Damit Meekan tatsächlich bestmöglich die Termine vereinbaren und verwalten kann, muss ihm der Nutzer Einblick in sein Leben gewähren. Er muss ihm Dinge anvertrauen, die auch gute Assistentinnen und Assistenten wissen: wen man eigentlich nicht treffen mag. "Meekan ist höflich. Der Betreffende kriegt dann stets eine Antwort: ,Tut mir leid, Matty ist im Moment leider sehr beschäftigt!' Er würde aber nie meine wahren Gründe verraten", sagt Marinsky lachend. Aber Meekan sollte noch mehr wissen: wann man aufsteht, ab wann man Termine haben will und zu welcher Uhrzeit man auf keinen Fall gestört werden möchte. "Nur wenn der Bot das weiß, kann er auch danach handeln. Und er wird schweigen", versichert der Industriedesigner.

Auch Doodle-Chef Ottino beteuert, dass die Daten mit niemandem geteilt werden, weder mit den Teammitgliedern noch mit dem Chef. "Die Schweiz ist bekannt dafür, dass hier die Privatsphäre gewahrt bleibt", verweist Ottino auf den Firmensitz von Doodle in Zürich.

Doodle will in Zukunft verstärkt Geschäftskunden ansprechen

Ein Blick auf den von Meekan verwalteten Kalender eines seiner Gründerväter verrät viel: dass Mariansky seit dem 10. August 176 Termine mit 123 Kollegen absolviert hat - das macht 217 Sitzungsstunden, verrät der Bot und fügt noch ein mit einer Schweißperle versehenes Smiley dazu. Meekan weiß auch, wann der arbeitsintensivste Tag ist: Mittwoch - und dass die häufigsten Termine zwischen 10 und 11 Uhr absolviert werden. Auf den Dienstag fällt eine graue Lücke von zwei Stunden am Nachmittag, da kümmert sich Mariansky um sein Kind.
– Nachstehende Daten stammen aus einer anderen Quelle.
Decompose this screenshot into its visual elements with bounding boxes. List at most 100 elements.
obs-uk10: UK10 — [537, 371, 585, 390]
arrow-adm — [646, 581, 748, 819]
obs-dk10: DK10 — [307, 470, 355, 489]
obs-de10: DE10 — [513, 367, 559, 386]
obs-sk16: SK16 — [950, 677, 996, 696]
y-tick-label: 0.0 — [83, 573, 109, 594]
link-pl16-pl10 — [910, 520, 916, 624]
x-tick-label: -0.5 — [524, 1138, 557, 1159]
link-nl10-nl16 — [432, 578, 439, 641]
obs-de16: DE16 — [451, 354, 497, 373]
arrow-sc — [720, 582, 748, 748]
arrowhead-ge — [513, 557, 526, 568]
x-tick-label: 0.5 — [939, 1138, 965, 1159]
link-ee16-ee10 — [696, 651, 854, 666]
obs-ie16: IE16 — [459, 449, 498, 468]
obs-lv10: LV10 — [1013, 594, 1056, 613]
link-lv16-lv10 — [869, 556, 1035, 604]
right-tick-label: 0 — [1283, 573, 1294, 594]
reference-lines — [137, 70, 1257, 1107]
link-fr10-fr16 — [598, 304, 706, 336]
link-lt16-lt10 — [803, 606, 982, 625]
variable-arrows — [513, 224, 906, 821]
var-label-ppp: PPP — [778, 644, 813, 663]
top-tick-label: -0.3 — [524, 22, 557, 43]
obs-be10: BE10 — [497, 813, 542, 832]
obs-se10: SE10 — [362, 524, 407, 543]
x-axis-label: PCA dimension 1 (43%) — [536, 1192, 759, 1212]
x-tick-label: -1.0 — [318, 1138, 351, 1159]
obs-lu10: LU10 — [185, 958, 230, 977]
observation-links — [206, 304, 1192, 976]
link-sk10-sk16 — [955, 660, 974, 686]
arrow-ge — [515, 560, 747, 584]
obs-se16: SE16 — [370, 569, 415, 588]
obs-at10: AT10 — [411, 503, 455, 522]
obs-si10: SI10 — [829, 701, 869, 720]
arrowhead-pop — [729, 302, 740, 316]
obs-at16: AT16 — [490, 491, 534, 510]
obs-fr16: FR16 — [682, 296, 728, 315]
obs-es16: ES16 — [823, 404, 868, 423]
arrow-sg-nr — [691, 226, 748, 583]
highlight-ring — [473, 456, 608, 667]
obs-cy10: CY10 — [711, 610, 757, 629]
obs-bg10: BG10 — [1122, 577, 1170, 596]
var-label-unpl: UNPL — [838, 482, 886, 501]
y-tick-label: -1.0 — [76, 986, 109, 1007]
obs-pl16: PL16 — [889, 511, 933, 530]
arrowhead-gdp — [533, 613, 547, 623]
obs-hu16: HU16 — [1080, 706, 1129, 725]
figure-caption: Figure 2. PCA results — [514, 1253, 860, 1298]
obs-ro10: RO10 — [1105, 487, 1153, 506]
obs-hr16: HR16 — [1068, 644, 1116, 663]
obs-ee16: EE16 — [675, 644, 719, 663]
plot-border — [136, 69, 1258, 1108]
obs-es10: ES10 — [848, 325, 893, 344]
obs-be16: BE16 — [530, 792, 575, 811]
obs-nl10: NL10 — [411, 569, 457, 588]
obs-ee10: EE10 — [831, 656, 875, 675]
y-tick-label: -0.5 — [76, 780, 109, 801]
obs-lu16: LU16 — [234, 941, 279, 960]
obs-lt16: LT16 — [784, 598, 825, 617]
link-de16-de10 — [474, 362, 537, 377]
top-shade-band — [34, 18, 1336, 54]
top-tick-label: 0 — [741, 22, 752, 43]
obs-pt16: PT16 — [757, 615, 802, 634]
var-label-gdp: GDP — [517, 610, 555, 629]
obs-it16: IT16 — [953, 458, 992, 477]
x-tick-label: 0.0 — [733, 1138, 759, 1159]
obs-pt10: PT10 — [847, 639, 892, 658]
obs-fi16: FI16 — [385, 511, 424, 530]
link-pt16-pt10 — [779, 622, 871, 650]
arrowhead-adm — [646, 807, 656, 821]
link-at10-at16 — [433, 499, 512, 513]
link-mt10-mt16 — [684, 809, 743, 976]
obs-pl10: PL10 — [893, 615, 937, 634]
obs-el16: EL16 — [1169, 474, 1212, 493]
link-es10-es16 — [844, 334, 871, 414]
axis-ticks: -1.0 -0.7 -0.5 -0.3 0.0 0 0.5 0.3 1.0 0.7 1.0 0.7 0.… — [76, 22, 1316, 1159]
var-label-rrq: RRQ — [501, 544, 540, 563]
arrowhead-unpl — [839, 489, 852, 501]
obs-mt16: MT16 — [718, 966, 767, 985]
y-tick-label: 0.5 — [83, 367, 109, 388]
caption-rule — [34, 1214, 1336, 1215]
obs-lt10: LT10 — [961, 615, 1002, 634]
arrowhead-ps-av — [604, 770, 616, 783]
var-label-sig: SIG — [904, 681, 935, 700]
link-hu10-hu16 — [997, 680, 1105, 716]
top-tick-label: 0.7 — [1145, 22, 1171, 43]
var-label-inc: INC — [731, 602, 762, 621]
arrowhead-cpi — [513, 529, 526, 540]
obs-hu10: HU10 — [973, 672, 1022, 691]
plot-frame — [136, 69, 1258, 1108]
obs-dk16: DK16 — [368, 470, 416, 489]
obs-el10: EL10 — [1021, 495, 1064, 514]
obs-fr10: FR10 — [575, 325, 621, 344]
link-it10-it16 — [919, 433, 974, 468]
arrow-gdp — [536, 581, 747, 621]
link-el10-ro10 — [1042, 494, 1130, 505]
Während Doodle häufig von Privatpersonen genutzt wird, wird Meekan bereits stark von Geschäftskunden eingesetzt. In diesen Bereich will nun auch Doodle stärker einsteigen und entsprechende Software an Unternehmen verkaufen. Prototypen für Geschäftskunden, die direkt die Meekan-API nutzen und auf diese Weise Termine buchen und verwalten, gibt es schon. "Wir arbeiten derzeit an Premiumlösungen für Anfang nächsten Jahres, wo ein Teil dieser Intelligenz in die Doodle-Umfragen integriert wird", erklärt Ottino.

Auch Meekan muss noch lernen. Etwa, wie viel Zeit man in einer Stadt wie Tel Aviv braucht, um von A nach B zu kommen. Denn er darf die Termine nicht zu knapp hintereinander legen, vor allem zu Stoßzeiten. Und wie sieht Meekan nach Meinung seiner Erfinder eigentlich aus? "Das könnte er sein", meint Lior Yavor und zeigt auf eine handgroße schwarze Roboterfigur auf einem Sideboard. "Aber es ist auch nicht wichtig, wie er ausschaut. Wir nutzen ohnehin nur sein Gehirn."